One of the biochemical activities of RVB is their ability to bind and hydrolyze ATP as each subunit has a conserved Walker A and Walker B motif. Indeed, mutations in Walker A or B motif of either RVB protein renders it inactive (Jonsson et al., 2001; Qiu et al., 1998). However, studies to demonstrate their ability to hydrolyze ATP are controversial. Experiments showing ATP hydrolysis by recombinant RVBs lack an important negative control i.e. Walker A or Walker B mutant of these proteins (Gribun et al., 2008; Puri et al., 2007; Torreira et al., 2008). To rule out the possibility that any ATPase activity is not from an associated bacterial ATPase this negative control is very important. On the other hand the failure to detect ATPase activity of a recombinant RVBs could result from inactivation of the protein during purification or requirement of additional partners.
Another activity associated with RVB is its helicase activity. As RVB are structural homologs of the bacterial RuvB proteins, which posseses DNA helicase activity, their ability to separate DNA strands was tested. Although it was demonstrated that RVB are active as a helicase with opposite polarity (Kanemaki et al., 1999; Makino et al., 1999), this result has been controversial. Multiple groups were unable to detect the helicase activity attributed to RVB (Ikura et al., 2000; Matias et al., 2006; Qiu et al., 1998).

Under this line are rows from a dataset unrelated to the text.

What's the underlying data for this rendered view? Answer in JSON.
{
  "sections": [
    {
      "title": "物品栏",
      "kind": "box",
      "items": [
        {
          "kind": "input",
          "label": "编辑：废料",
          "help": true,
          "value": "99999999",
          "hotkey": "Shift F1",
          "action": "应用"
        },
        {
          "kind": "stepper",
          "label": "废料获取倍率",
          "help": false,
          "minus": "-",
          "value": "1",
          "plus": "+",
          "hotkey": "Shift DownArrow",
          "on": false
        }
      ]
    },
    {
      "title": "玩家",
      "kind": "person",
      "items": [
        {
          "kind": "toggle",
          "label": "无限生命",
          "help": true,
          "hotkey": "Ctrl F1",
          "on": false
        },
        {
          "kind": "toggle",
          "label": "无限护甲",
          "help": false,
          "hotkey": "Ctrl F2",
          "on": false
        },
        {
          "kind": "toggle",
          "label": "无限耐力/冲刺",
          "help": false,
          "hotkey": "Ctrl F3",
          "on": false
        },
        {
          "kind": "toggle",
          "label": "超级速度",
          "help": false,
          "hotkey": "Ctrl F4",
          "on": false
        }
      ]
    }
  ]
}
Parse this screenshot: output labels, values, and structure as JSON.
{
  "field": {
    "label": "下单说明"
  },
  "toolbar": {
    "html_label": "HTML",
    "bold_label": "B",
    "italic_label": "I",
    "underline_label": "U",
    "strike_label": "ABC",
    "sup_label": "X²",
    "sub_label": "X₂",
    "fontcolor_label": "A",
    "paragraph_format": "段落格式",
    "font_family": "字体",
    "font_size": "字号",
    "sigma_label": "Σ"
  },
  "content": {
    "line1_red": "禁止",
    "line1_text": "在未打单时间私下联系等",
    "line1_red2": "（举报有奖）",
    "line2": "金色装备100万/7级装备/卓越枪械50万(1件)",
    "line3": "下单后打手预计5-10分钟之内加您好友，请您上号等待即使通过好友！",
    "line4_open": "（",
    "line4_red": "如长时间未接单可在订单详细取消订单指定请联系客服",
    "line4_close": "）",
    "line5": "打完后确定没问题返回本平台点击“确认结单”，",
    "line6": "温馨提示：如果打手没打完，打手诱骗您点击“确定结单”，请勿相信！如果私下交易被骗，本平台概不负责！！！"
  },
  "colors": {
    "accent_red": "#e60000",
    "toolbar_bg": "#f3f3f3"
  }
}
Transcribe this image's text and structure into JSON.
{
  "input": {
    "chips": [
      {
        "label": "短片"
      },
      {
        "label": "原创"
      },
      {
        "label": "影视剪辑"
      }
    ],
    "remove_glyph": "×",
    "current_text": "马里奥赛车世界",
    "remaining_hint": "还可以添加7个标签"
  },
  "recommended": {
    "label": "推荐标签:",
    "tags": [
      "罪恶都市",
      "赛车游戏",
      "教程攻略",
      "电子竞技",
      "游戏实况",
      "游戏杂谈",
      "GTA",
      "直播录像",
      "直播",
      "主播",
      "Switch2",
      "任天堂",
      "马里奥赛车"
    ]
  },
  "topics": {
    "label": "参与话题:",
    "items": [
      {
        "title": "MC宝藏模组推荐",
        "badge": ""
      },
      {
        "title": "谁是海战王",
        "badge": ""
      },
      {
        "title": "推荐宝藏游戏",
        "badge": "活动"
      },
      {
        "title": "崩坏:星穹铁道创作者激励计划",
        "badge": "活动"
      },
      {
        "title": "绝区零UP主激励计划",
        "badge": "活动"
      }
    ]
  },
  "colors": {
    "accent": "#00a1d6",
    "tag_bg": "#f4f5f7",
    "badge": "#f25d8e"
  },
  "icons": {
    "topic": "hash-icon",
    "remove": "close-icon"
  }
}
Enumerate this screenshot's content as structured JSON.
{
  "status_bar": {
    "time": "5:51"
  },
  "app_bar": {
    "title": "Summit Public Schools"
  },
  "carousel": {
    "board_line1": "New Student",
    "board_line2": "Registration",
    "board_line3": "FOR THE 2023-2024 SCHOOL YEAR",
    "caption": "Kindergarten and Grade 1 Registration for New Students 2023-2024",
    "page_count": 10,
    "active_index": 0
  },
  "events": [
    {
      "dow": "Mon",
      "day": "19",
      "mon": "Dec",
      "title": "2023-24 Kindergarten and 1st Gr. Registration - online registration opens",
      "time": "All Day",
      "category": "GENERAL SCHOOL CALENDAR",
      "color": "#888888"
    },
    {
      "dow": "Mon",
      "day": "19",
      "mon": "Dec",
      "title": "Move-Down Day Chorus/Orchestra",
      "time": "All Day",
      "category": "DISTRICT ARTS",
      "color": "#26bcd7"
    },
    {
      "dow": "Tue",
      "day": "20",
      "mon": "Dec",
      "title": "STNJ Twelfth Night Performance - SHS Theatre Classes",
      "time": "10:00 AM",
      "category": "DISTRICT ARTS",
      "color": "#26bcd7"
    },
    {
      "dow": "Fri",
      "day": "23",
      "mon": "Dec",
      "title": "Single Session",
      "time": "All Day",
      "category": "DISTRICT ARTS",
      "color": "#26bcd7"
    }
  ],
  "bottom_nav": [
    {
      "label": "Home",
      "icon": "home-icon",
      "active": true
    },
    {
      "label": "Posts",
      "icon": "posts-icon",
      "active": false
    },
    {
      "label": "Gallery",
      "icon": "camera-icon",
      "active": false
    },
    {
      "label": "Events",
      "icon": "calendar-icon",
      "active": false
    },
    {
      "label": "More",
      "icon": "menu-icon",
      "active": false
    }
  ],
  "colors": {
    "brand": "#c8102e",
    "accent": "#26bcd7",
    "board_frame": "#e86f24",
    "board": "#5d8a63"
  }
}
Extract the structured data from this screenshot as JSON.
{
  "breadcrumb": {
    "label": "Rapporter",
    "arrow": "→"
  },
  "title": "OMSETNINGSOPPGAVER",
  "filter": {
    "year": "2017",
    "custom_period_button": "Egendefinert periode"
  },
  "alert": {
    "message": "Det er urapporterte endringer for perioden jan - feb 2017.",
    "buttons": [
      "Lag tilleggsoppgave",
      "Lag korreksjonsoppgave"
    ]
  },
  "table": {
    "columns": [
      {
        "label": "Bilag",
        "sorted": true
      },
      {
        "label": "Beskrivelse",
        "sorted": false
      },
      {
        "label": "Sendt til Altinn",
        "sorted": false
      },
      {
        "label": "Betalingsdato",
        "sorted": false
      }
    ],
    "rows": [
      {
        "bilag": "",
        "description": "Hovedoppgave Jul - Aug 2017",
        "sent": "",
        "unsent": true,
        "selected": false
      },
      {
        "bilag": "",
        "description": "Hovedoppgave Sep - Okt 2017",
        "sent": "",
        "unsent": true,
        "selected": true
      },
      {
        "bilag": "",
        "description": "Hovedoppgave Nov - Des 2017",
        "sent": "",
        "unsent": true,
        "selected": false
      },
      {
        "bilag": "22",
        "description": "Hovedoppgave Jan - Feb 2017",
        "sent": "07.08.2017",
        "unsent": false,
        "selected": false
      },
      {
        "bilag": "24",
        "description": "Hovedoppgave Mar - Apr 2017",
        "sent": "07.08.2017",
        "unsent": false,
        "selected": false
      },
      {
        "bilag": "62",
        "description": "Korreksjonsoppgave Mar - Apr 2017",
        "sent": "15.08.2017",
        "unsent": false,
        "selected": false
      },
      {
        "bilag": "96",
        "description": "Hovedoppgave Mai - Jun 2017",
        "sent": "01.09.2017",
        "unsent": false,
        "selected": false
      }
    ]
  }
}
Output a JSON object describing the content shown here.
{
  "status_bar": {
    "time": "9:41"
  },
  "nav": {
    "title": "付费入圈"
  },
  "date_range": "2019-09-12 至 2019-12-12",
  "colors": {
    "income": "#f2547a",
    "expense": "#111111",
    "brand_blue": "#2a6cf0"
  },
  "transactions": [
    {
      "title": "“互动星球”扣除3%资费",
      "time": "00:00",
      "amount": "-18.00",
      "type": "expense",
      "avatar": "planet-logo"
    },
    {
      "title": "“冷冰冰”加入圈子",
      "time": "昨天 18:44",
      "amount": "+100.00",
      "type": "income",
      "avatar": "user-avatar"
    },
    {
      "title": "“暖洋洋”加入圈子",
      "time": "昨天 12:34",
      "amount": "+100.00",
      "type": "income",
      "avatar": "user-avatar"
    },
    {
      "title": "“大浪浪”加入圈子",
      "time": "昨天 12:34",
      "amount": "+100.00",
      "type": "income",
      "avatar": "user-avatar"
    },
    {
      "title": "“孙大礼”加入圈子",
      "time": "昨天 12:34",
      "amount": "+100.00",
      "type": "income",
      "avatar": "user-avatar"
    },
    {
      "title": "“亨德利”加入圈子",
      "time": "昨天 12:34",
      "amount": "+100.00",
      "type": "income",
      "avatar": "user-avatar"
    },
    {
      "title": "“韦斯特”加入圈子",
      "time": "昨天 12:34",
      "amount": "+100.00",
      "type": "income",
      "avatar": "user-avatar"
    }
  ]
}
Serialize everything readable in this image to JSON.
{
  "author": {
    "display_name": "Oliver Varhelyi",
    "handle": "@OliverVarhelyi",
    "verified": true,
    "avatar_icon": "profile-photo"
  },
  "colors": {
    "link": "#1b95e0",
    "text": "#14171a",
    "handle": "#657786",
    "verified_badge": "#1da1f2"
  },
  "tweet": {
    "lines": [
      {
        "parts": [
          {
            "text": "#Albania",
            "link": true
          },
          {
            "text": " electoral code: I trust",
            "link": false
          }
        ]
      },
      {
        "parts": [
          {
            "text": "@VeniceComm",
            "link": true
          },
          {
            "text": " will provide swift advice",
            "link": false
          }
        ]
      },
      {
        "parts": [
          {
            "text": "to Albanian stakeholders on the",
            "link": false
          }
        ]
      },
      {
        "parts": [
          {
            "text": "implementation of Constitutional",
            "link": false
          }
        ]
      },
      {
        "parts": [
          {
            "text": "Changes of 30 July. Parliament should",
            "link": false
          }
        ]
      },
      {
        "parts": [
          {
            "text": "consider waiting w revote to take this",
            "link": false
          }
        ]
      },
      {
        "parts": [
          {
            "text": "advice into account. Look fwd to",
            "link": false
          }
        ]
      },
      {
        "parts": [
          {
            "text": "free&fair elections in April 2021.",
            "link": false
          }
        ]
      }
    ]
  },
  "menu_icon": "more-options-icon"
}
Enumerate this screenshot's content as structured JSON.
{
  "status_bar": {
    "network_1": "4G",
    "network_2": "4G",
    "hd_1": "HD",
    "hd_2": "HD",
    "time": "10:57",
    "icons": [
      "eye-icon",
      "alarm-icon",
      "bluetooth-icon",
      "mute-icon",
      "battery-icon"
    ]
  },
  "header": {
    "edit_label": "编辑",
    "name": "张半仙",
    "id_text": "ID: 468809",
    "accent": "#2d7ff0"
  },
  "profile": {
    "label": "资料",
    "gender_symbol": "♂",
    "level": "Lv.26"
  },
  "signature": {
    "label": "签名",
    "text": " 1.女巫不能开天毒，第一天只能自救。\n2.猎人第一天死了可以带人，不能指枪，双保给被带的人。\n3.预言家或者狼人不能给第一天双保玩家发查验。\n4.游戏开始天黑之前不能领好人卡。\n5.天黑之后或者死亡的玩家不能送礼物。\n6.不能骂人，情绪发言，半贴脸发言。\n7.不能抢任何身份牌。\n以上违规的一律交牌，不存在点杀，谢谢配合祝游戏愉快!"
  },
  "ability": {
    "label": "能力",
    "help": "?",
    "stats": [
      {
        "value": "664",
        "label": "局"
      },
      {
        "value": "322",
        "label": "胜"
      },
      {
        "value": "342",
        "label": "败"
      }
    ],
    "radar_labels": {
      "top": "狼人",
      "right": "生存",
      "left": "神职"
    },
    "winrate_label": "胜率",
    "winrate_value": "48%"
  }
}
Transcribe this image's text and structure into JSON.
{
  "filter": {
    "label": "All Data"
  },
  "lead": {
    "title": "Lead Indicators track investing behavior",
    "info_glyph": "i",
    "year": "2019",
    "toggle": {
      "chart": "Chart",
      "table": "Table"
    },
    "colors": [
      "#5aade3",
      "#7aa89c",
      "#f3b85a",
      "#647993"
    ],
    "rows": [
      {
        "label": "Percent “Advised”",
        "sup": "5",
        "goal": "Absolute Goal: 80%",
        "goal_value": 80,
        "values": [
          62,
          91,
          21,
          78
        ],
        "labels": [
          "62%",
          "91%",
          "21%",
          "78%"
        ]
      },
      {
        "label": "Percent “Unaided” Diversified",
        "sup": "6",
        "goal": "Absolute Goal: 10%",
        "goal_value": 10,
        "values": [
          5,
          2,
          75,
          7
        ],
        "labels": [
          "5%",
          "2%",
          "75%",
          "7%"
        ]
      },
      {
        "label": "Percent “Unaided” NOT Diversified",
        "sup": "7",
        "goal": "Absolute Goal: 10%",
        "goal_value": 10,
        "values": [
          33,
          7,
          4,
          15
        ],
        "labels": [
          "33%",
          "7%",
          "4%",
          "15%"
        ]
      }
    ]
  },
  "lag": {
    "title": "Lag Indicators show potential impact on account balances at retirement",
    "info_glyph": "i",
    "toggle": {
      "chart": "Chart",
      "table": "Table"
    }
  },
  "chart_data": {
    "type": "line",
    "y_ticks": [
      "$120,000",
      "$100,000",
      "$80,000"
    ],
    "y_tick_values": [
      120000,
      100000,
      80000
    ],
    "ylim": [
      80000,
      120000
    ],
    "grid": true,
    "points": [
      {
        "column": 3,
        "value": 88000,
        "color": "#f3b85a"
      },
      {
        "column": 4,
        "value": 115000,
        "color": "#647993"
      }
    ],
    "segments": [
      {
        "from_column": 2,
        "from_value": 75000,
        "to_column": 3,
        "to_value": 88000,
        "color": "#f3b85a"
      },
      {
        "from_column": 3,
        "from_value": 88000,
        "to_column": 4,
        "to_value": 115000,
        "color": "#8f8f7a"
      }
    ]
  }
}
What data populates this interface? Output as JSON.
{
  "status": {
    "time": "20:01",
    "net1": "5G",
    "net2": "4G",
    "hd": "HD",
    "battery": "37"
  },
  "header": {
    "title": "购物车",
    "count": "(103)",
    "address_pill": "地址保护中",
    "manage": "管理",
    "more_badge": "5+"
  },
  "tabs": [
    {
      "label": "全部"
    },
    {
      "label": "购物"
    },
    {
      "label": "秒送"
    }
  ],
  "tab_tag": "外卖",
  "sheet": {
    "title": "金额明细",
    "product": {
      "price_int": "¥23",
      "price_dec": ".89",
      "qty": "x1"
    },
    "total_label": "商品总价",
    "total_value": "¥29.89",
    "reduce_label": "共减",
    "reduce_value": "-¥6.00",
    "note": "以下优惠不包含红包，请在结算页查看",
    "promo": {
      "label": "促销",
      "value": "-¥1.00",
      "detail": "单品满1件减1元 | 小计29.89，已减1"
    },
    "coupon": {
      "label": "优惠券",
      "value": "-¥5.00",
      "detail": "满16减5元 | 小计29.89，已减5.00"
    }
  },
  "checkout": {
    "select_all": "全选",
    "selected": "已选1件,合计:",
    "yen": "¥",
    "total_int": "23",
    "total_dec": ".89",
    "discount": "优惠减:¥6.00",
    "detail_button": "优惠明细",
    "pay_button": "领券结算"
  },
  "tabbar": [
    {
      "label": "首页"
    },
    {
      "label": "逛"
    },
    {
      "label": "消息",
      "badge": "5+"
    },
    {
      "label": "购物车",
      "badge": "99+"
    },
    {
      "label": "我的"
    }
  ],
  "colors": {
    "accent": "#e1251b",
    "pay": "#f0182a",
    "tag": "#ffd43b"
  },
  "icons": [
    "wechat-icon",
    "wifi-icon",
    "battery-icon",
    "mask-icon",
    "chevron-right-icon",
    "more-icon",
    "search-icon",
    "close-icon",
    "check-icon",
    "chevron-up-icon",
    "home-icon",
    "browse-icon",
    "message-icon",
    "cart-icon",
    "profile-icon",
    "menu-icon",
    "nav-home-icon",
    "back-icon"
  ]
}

RVB play important roles in cellular growth and depletion of these proteins sensitizes cells to DNA damage [(Wu et al., 2007), S.J. and A.D. unpublished data]. Also they are required for cellular transformation and assembly of functional telomerase. Thus, these proteins may be good therapeutic targets particularly if a robust and RVB specific ATPase activity is established. One caveat, of course, lies in the numerous complexes associated with RVB, so that a future RVB inhibitor may have unacceptable toxicity. Over the next few years we expect to see more instances where the depletion of one of the RVB proteins leads to a specific molecular lesion in a biochemical complex. A close examination of these defects should yield in vitro systems where the mechanism by which RVB promotes formation of a protein complexes involved in transcription or DNA damage response can be dissected. Only then will it become clear how these single and dual protein rings carry out so many disparate functions in such a variety of molecular pathways.
We apologize to all authors whose important contributions could not be acknowledged due to space limitations. This work was partly supported by RO1 GM84465 to A.D.